Concerns Over Quantum Vulnerabilities in Bitcoin

A venture capitalist with a decade of experience in deep tech and quantum hardware has raised alarms regarding Bitcoin, currently priced at $73,502.13. He believes the focus should shift away from wallet keys to the encrypted messages currently circulating between various exchanges, custodians, and bridges.

Andrew Gault, CEO of networking firm ZeroTier, shared in a recent discussion that the most significant risk to the financial system lies not in stored data but rather in the data actively being transmitted between institutions.

Gault, also a founding partner at 7 Percent Ventures—a deep tech firm based in London and San Francisco—cited the collection of sensitive interbank messages, payment authorizations, and digital signatures by sophisticated hackers. They don’t necessarily require the ability to read this data yet, but it’s being stored.

“CISOs and security teams traditionally focus on safeguarding data at rest,” he remarked. “What’s often overlooked is that the enemy’s strategy has evolved. They are patient, equipped with storage, and building a library of encrypted traffic to decrypt once quantum technology reaches a certain level.”

This concern was echoed by Google’s quantum AI research released earlier this year, which demonstrated that a powerful enough quantum computer could potentially derive a Bitcoin private key from a public key in only about nine minutes. This has led to discussions regarding the 6.9 million BTC linked to publicly accessible addresses and the absence of a transition plan for Bitcoin in a post-quantum world.

However, Gault stresses that the more pressing issue is that, regardless of the existence of quantum computers, data is already being collected from the internet, waiting to be decrypted later.

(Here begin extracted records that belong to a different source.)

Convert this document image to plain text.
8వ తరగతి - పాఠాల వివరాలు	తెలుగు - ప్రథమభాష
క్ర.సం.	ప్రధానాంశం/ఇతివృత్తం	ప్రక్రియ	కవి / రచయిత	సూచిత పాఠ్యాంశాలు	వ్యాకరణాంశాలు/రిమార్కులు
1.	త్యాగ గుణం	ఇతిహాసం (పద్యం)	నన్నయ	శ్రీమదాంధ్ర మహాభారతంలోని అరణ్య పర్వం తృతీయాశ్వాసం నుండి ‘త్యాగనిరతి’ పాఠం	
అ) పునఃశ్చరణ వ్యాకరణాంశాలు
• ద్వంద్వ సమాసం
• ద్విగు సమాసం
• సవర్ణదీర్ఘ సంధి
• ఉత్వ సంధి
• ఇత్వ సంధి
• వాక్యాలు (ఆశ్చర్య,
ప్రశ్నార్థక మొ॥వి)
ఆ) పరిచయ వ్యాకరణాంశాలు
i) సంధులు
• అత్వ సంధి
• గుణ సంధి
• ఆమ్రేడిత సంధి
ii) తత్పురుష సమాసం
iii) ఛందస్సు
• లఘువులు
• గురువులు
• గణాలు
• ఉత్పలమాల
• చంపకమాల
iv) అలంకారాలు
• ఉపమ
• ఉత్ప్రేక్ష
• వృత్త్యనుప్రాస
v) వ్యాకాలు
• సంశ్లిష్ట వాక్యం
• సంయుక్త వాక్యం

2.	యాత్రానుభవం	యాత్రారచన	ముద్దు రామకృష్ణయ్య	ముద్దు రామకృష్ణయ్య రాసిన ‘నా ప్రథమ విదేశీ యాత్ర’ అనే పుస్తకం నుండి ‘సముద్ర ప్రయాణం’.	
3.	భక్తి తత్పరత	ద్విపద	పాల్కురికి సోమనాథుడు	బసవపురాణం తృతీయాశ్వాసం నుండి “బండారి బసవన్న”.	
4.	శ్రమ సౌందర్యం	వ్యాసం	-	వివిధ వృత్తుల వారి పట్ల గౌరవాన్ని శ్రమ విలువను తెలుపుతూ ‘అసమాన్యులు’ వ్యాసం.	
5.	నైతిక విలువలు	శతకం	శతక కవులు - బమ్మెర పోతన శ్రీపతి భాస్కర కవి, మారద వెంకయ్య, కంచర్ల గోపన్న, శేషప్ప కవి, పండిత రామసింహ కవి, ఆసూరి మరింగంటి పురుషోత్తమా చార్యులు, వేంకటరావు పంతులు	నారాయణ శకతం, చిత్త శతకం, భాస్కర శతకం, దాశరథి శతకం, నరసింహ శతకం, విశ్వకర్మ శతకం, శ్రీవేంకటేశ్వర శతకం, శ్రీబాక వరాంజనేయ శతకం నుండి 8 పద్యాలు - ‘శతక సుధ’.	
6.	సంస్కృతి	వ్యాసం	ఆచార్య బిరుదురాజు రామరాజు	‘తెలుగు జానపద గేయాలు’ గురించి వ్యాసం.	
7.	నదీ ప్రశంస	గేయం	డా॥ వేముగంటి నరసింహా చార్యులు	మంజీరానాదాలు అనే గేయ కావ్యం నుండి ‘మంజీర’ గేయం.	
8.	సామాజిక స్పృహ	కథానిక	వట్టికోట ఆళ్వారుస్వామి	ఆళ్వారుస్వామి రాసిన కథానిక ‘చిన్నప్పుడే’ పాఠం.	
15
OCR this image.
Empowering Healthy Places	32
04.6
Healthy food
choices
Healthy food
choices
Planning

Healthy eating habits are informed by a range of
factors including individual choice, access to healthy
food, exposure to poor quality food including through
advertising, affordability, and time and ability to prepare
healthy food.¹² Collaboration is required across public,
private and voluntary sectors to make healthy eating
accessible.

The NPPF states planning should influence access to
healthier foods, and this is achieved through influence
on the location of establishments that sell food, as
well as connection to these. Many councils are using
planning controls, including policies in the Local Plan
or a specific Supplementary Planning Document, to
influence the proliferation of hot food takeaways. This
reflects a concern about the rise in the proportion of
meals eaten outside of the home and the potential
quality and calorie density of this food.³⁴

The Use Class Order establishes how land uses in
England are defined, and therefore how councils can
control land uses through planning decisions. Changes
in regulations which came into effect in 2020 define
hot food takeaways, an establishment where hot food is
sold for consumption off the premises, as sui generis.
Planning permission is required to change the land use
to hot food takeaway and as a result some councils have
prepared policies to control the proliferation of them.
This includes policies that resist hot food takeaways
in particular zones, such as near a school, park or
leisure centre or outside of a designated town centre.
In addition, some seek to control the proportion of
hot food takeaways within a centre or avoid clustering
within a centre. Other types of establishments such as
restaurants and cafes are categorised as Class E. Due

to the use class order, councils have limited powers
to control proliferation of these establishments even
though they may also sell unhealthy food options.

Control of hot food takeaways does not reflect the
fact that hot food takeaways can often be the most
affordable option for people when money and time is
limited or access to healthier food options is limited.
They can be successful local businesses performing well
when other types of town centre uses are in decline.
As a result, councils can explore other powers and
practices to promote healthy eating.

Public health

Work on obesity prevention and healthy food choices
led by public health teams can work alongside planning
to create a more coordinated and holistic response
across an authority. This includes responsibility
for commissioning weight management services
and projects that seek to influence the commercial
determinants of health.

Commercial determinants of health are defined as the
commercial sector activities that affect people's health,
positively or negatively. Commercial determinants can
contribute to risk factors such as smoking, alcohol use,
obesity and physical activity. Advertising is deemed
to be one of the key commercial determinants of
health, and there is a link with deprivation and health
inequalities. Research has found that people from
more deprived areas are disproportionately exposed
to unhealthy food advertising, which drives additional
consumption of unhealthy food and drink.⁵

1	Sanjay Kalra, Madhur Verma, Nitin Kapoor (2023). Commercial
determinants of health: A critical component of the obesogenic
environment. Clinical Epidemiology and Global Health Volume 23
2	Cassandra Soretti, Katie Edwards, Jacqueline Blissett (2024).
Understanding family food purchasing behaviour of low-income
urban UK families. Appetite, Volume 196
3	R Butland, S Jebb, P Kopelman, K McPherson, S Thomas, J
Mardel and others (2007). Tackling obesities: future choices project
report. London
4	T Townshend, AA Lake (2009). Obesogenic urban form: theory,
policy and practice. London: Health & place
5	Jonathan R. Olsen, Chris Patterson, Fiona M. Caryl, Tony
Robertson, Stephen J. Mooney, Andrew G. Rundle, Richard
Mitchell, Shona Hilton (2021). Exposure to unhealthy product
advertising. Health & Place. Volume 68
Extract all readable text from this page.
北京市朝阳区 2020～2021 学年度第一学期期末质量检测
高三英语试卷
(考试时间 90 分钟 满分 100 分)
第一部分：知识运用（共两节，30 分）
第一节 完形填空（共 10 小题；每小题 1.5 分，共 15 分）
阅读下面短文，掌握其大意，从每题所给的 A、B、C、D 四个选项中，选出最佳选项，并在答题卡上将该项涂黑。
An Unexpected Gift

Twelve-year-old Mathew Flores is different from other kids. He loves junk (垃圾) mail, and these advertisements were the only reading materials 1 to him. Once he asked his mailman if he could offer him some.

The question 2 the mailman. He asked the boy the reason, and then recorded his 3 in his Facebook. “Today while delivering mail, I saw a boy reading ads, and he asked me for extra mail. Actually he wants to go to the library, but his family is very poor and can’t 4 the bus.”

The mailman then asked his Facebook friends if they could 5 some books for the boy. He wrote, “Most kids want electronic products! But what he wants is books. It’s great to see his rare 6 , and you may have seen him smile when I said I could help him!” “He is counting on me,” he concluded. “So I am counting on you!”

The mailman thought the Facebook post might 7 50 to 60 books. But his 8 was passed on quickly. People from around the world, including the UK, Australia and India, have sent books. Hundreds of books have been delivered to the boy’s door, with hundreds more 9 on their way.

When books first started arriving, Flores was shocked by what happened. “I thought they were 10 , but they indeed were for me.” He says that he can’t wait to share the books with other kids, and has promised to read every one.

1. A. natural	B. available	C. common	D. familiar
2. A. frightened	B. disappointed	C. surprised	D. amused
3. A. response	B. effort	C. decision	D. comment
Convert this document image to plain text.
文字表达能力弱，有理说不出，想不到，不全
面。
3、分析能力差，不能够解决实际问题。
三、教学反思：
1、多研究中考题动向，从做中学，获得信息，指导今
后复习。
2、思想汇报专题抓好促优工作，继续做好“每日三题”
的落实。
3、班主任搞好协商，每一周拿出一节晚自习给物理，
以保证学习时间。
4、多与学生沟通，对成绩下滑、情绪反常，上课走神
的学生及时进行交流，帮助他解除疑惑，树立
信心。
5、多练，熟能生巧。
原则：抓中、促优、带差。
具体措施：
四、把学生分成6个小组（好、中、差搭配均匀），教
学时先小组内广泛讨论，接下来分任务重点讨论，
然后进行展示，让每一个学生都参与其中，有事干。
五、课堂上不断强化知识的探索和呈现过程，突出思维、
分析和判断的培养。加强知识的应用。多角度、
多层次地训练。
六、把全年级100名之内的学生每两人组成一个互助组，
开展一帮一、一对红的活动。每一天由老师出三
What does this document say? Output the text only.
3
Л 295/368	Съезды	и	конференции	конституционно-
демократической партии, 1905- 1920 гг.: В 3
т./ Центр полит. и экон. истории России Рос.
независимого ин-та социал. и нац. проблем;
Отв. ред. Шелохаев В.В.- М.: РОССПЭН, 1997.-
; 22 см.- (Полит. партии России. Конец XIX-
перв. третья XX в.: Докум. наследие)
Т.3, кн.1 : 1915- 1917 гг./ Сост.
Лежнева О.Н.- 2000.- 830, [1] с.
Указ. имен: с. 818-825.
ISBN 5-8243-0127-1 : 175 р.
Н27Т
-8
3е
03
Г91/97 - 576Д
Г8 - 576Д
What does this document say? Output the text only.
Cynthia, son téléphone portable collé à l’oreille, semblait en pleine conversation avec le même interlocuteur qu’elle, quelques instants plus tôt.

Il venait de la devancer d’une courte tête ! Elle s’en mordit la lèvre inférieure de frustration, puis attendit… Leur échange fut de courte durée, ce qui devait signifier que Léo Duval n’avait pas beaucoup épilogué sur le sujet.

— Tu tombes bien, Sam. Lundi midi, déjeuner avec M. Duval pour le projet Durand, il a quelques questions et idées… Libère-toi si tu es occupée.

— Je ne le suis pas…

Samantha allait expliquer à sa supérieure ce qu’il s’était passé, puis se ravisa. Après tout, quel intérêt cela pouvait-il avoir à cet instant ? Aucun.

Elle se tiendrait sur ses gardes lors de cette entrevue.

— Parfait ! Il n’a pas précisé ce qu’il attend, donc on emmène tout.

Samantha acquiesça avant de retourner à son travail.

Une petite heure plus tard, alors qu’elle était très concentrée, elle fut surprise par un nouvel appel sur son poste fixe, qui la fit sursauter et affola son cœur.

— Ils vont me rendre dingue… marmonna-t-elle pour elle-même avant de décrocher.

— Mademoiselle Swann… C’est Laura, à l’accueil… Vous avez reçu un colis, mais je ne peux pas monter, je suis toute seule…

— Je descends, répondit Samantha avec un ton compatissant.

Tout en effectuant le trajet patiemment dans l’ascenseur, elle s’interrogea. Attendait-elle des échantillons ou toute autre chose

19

Google’s security engineers have expressed a similar direction. In March, the company set a target of completing its transition to post-quantum cryptography by 2029, acknowledging advancements in quantum technology, error correction, and other factors.

In a blog post from security leaders at Google, they indicated a shift in focus to authentication services and digital signatures, aligning with Gault’s concerns. They noted that many current threats center on storing encrypted data to decrypt later.

This idea, commonly referred to as “harvest now, decrypt later” in crypto discussions, assumes attackers don’t need immediate access to encrypted traffic; rather, they can store it inexpensively until quantum computing capabilities catch up.

A report from Citi in February analyzed potential vulnerabilities in banking systems, estimating that a quantum attack on a major U.S. bank could lead to losses ranging from $2 trillion to $3.3 trillion, which could translate to a 10% to 17% decline in real GDP.

The Global Risk Institute, referenced in Citi’s report, evaluated the probability of cryptographically relevant quantum computers emerging by 2034 to be between 19% and 34%.

For cryptocurrencies, Gault points out that vulnerabilities extend beyond just wallet keys. It includes various types of transaction data such as cross-chain bridge proofs, exchange API authentication, and signature traffic—all of which share similar risks as the bank-grade encryption from Citi’s projections.

While CoinShares indicated that fears surrounding wallet keys are overstated, estimating only about 10,200 BTC could significantly impact the market if stolen, Gault’s views highlight a broader concern. “The authentication records that are collected are not merely sensitive; they serve as a crucial evidence layer for ownership, transaction approval, and legal responsibility,” he stated.

Despite Ethereum beginning a coordinated post-quantum transition, Bitcoin has yet to take similar steps, leaving major exchanges and custodians silent on their commitments regarding these issues.